Do you know the feeling when a song you’ve sung along with forever suddenly becomes your new anthem, inspiring and igniting a flame inside? I do, and I have. Often. For as long as I can remember, music has been my favorite “tool” to sift through my emotions, in good times and bad.
Kenny Loggins, “This Is It” was my go-to song during the rough patches in high school as well as my celebratory, and uncertain, senior year. On occasion, Kenny and I still spend time together.
Pat Benatar’s “Hit Me With Your Best Shot” soothed me through more than one angst (read: anger) filled break up in my youth, as did Gloria Gaynor’s “I Will Survive.” (Thank you, Gloria, for putting to tune the break-up mantra of women everywhere.)
Post college and early in my career, it was U2. Bono, with his beautiful tenor voice, found a place in my heart that made it OK not to have found what I was looking for…not that I even knew what that was in my early 20’s, or late 20’s for that matter. Heck, I’m still figuring it out, which is likely why “Still Haven’t Found What I’m Looking For”, “Streets Have No Name”, and “Running To Stand Still” continue to top my playlist.
For several years, when disease spread through my body and led me in and out of operating rooms, I regularly blared one of two songs as I drove to doctors’ offices: Carrie Underwood’s, “Jesus Take The Wheel” or Christina Aguilera’s, “Fighter.” Both songs reminded me I was (and am) stronger than the sum of my parts.
Woven through my life during the last 3+ decades is, of course, “Landslide” by Stevie Nicks. I first heard it on a record player, my brother’s. Then, a cassette played on my boombox, followed by my Sony Walkman as I ran, my mp3 player and most often now, my phone. Its meaning changes with the stages of my life, as I wrote about when I cursed Budweiser last year.
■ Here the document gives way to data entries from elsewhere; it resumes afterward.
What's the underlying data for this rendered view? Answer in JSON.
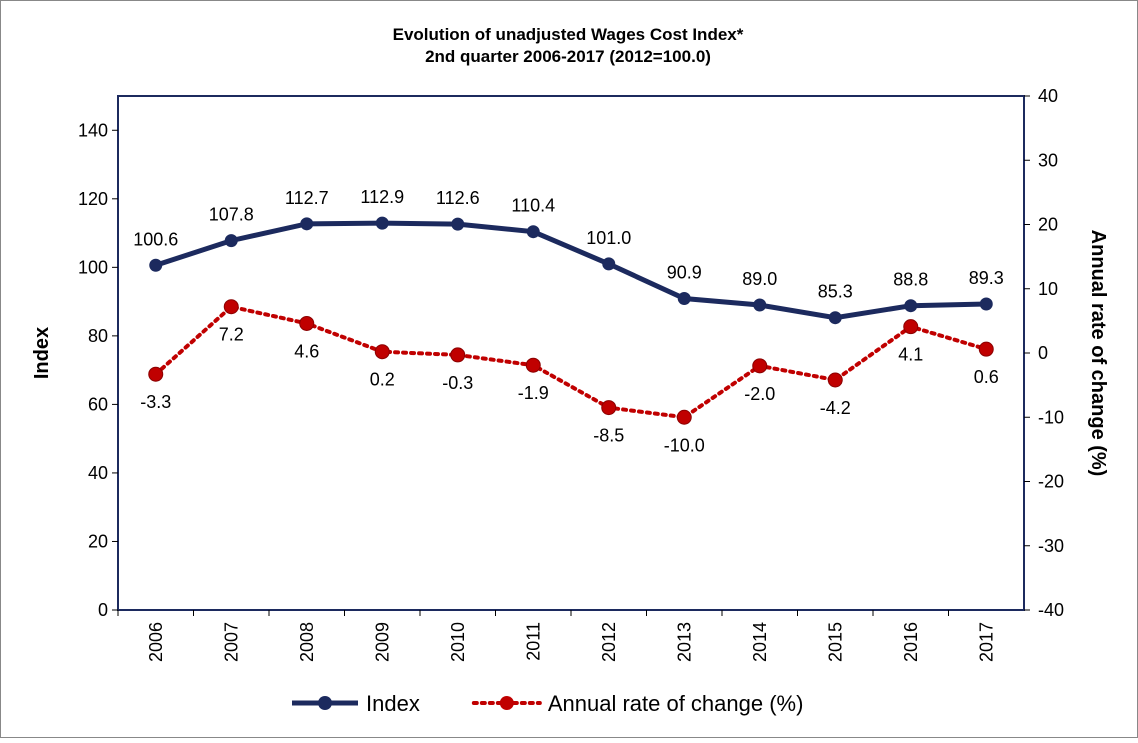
{
  "chart_data": {
    "type": "line",
    "title": "Evolution of unadjusted Wages Cost Index*",
    "subtitle": "2nd quarter 2006-2017 (2012=100.0)",
    "y_label": "Index",
    "y2_label": "Annual rate of change (%)",
    "categories": [
      "2006",
      "2007",
      "2008",
      "2009",
      "2010",
      "2011",
      "2012",
      "2013",
      "2014",
      "2015",
      "2016",
      "2017"
    ],
    "series": [
      {
        "name": "Index",
        "color": "#1c2a5e",
        "axis": "y",
        "values": [
          100.6,
          107.8,
          112.7,
          112.9,
          112.6,
          110.4,
          101.0,
          90.9,
          89.0,
          85.3,
          88.8,
          89.3
        ],
        "value_labels": [
          "100.6",
          "107.8",
          "112.7",
          "112.9",
          "112.6",
          "110.4",
          "101.0",
          "90.9",
          "89.0",
          "85.3",
          "88.8",
          "89.3"
        ]
      },
      {
        "name": "Annual rate of change (%)",
        "color": "#c00000",
        "axis": "y2",
        "values": [
          -3.3,
          7.2,
          4.6,
          0.2,
          -0.3,
          -1.9,
          -8.5,
          -10.0,
          -2.0,
          -4.2,
          4.1,
          0.6
        ],
        "value_labels": [
          "-3.3",
          "7.2",
          "4.6",
          "0.2",
          "-0.3",
          "-1.9",
          "-8.5",
          "-10.0",
          "-2.0",
          "-4.2",
          "4.1",
          "0.6"
        ]
      }
    ],
    "ylim": [
      0,
      150
    ],
    "yticks": [
      0,
      20,
      40,
      60,
      80,
      100,
      120,
      140
    ],
    "y2lim": [
      -40,
      40
    ],
    "y2ticks": [
      -40,
      -30,
      -20,
      -10,
      0,
      10,
      20,
      30,
      40
    ],
    "legend": "bottom"
  }
}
Over the years, I can’t say I’ve proactively sought out these tunes, the songs that have become bookmarks in my life, but they’ve found me. Always, just when I needed them.
The other day, on the drive home, it happened again. I heard the introductory notes and knew the song in an instant. I turned up the radio. Alone, I sat at the long red light and began to sing along, as I’ve done many times before. But, something was different this time. As the sun gently made its decent behind the Rocky Mountains, the lyrics rose up and washed over me. I stopped singing and focused on the lyrics, not just the words, but their message. Unexpectedly, I heard new meaning in the familiar melody and felt fresh inspiration for this season of my life. The setting sun, the blank page, the words on my lips; it all came together in that moment to place a frame around this transition. I cranked the volume, rolled down the windows, and sang until my lungs might burst. (Sorry, fellow drivers.) In that moment, I embraced the blank page before me and to living with arms wide open; I am the author of my story and no one else can write it.
Sitting there, Natasha Beningfield sang– no spoke– to me, to my heart, and to the blank page before me. My next chapter is still unwritten. Wonderfully unwritten. But, I am picking up my pen to speak the words in my heart because I am not afraid. (OK, maybe just a little, but I’ll turn up the music a little louder.)
Are there any songs you turn to during times of change? Please share below, because I love discovering new music!
(Updated 11/4: So, what should appear in my inbox just two days after I wrote this post, but this writing challenge by The Daily Post at WordPress.com: “Weekly Writing Challenge: Moved by Music.” For once in my life, I was a day (really, two) early rather than a day late!)